– А вот эта капуста называется «бай цай», значит «белый овощ». Что касается капусты, тут им вообще конкурентов нет. Квасить ее они придумали раньше изобретения пороха. Кстати, рекомендую! – Валерка показал на большое блюдо, медленно поплывшее по кругу. – Это кунг пао, мясо нарубленного цыпленка, обжаренное в растительном масле с арахисом и имбирем, – и тут же восхищенно протянул: – У-у-у! Попробуйте, знаменитая утка по-пекински. Готовить ее очень сложно, но зато это лучшее, что можно придумать из птицы вообще…

В отличие от всех, я ел вилкой, торопливо поглощая разное и испытывая от этого невероятные вкусовые ощущения, хотя, как пояснил Валерка, китайский обеденный ритуал предусматривает медленность, задумчивость и сосредоточенность. Разговоры во время трапезы не возбраняются, но должны носить неторопливый и непременно доброжелательный характер.

– Ба! Наконец, моя любимая лапша – ло мин. Бабушка летом готовила ее во дворе, обязательно на открытом огне, – Дербас потянулся палочками к большой тарелке, где золотистой грудой возвышалась аппетитная, парующаяся масса, украшенная стручковой фасолью и огненно-красным перцем. – Говорят, этому блюду сорок веков… О-о-о! Рекомендую особо, дим сум, в переводе – «маленький подарок»… Обязательно попробуйте! Нечто вроде хинкали из мелко порубленных креветок с побегами молодого бамбука. Здесь искусное ассорти: соевый соус, вино, сок красного лука, кунжутное масло, обязательно черный перец свежемолотый, мука разная: кукурузная, соевая, пшеничная. Дим сум едят по всему юго-востоку Азии… Попробуйте обязательно!.. Вообще китайские кушанья надо не есть, а пробовать по чуть-чуть, понемногу, возвышая взор к потолку и наслаждаясь процессом насыщения и приятными размышлениями…

Официант что-то шепнул Валерке на ухо, и он, взявший на себя внимание, покровительственно засмеялся:

– Нас ожидает презент от персонала – жареный арбуз и пирожки с манго!

Бронников просительно взглянул на возгордившегося Дербаса и почему-то свистящим шепотом попросил:

– Валер! Грамм двести… Нет, лучше триста, водочки, только нашей… Можно?

Китаец понял и без перевода:

– Тичас! – и через пару минут на столе появилась седая от инея бутылка «Московской», легендарной водки, которую пили тогда от Курил до Кенигсберга. Сто «наркомовских» грамм – это как раз была «Московская», и китайцы, видать, об этом хорошо знали. Нас пятеро, но употреблял только Бронников. Ему по плечу – он фронтовик, нам ещё рано.

В купе мы переваривали не столько обед, сколько впечатления от него.
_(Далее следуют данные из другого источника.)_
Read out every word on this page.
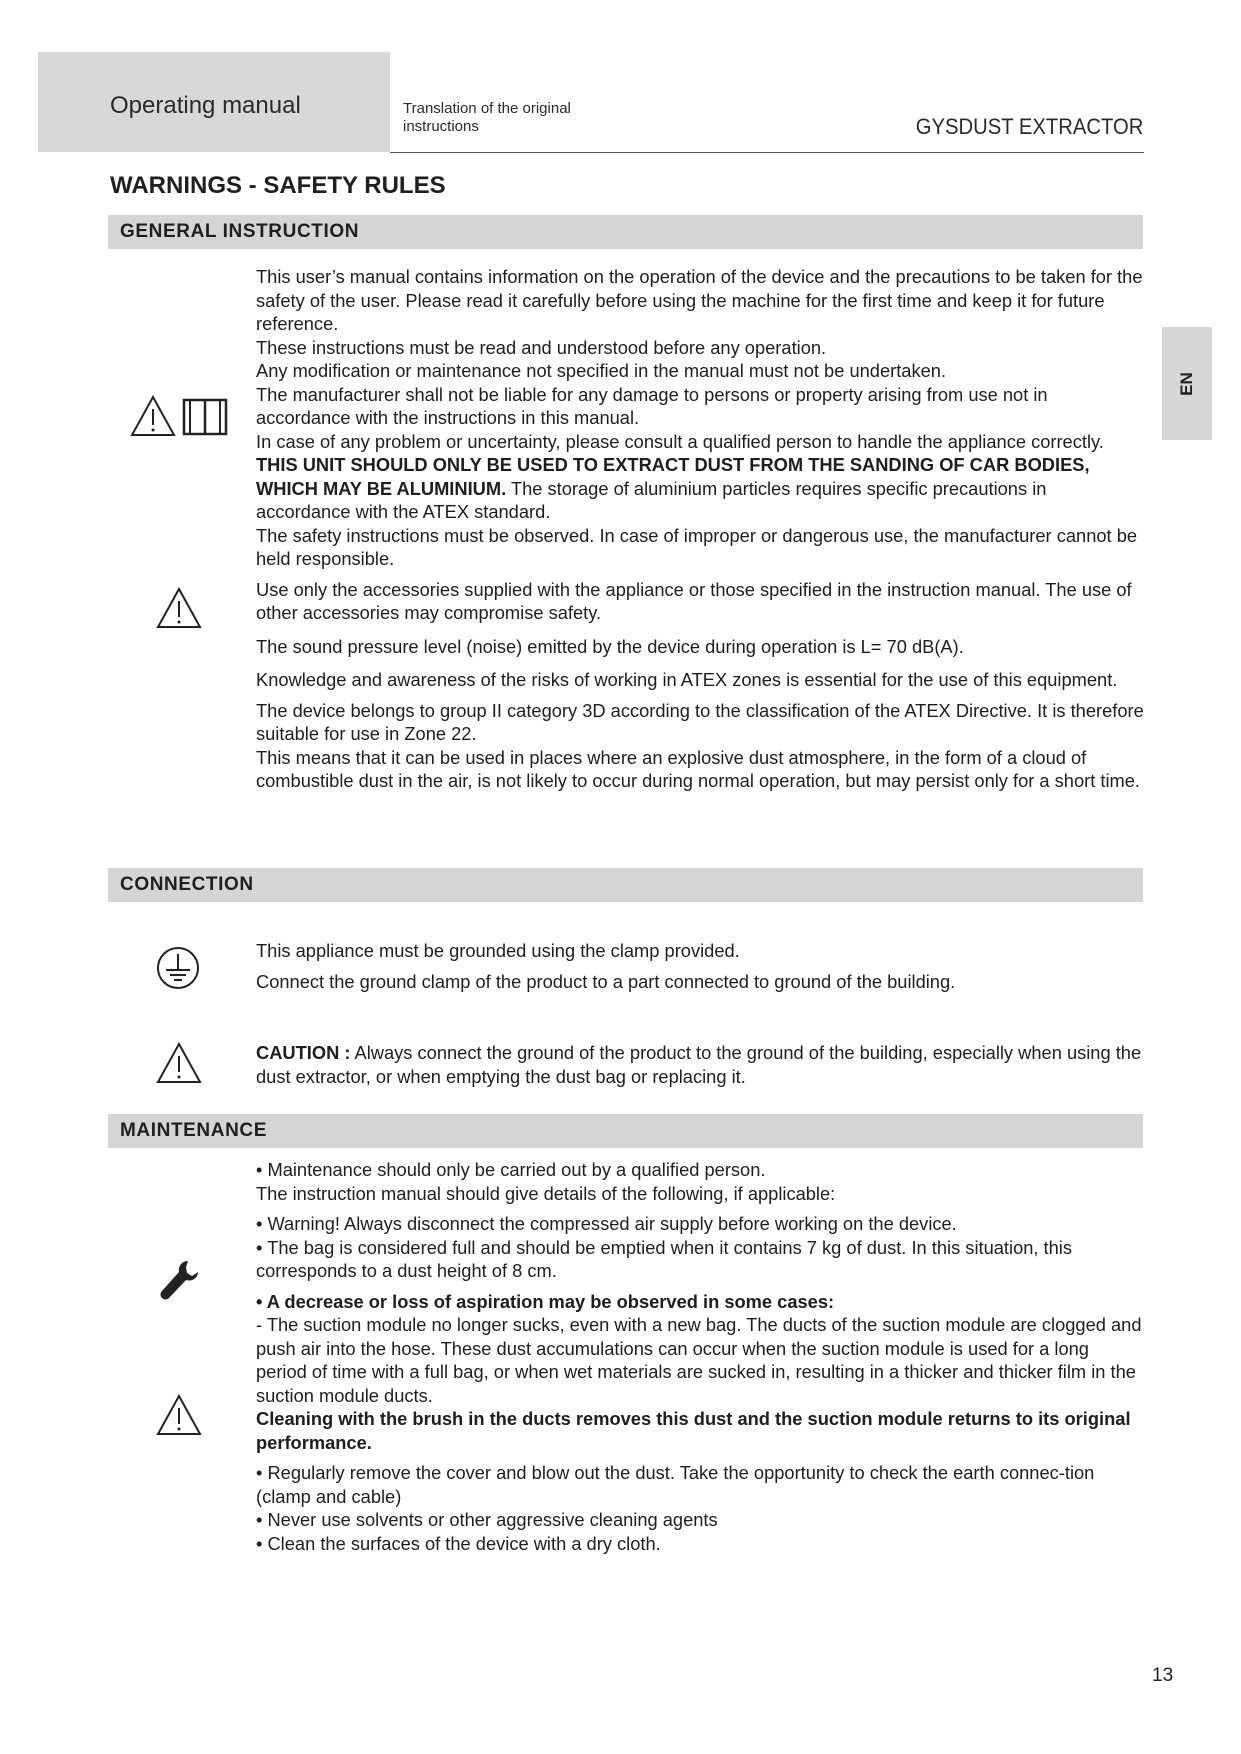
Operating manual	Translation of the original
instructions	GYSDUST EXTRACTOR
WARNINGS - SAFETY RULES
EN
GENERAL INSTRUCTION

This user’s manual contains information on the operation of the device and the precautions to be taken for the safety of the user. Please read it carefully before using the machine for the first time and keep it for future reference.

These instructions must be read and understood before any operation.

Any modification or maintenance not specified in the manual must not be undertaken.

The manufacturer shall not be liable for any damage to persons or property arising from use not in accordance with the instructions in this manual.

In case of any problem or uncertainty, please consult a qualified person to handle the appliance correctly. THIS UNIT SHOULD ONLY BE USED TO EXTRACT DUST FROM THE SANDING OF CAR BODIES, WHICH MAY BE ALUMINIUM. The storage of aluminium particles requires specific precautions in accordance with the ATEX standard.

The safety instructions must be observed. In case of improper or dangerous use, the manufacturer cannot be held responsible.

Use only the accessories supplied with the appliance or those specified in the instruction manual. The use of other accessories may compromise safety.

The sound pressure level (noise) emitted by the device during operation is L= 70 dB(A).

Knowledge and awareness of the risks of working in ATEX zones is essential for the use of this equipment.

The device belongs to group II category 3D according to the classification of the ATEX Directive. It is therefore suitable for use in Zone 22.

This means that it can be used in places where an explosive dust atmosphere, in the form of a cloud of combustible dust in the air, is not likely to occur during normal operation, but may persist only for a short time.

CONNECTION

This appliance must be grounded using the clamp provided.

Connect the ground clamp of the product to a part connected to ground of the building.

CAUTION : Always connect the ground of the product to the ground of the building, especially when using the dust extractor, or when emptying the dust bag or replacing it.

MAINTENANCE

• Maintenance should only be carried out by a qualified person.

The instruction manual should give details of the following, if applicable:

• Warning! Always disconnect the compressed air supply before working on the device.

• The bag is considered full and should be emptied when it contains 7 kg of dust. In this situation, this corresponds to a dust height of 8 cm.

• A decrease or loss of aspiration may be observed in some cases:

- The suction module no longer sucks, even with a new bag. The ducts of the suction module are clogged and push air into the hose. These dust accumulations can occur when the suction module is used for a long period of time with a full bag, or when wet materials are sucked in, resulting in a thicker and thicker film in the suction module ducts.

Cleaning with the brush in the ducts removes this dust and the suction module returns to its original performance.

• Regularly remove the cover and blow out the dust. Take the opportunity to check the earth connec-tion (clamp and cable)

• Never use solvents or other aggressive cleaning agents

• Clean the surfaces of the device with a dry cloth.

13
Благодушный Бруня спросил у Валерки:

– Слушай, а где ты так научился чесать по-китайски?

Мы засмеялись, поскольку знали, но ответил, как всегда, Ходоркин, который, если честно, тайно завидовал Дербасу, особенно когда тот демонстрировал недосягаемую для Генки эрудицию. Дома у Дербасов, например, говорили только по-английски, и даже всезнающая Сонька часто слушала Валерку развесив уши. Самолюбивого и рослого Генку это задевало, тем более что Сонька ему сильно нравилась.

– Его родной язык! – коротко сказал Ходоркин. – Родился в Харбине.

– Ну, тогда понятно! – протянул Бруня. – Тогда понятно… – и добавил: – Я, между прочим, тоже на КВЖД бывал. Нищета у них несусветная…

– Там и сейчас голодно, – ответил Дербас. – Бабушка в прошлом году умерла, а дед по-прежнему в Харбине. Пишет, очень голодно. По карточкам дают в день горсть риса, луковицу и три ложки растительного масла. А это, – он кивнул в сторону вагона-ресторана, – скорее агитпункт, сказание о земле китайской.

– Откуда же ты тогда, братец, так осведомлен обо всех этих разносолах? – орудуя зубочисткой, спросил Бронников.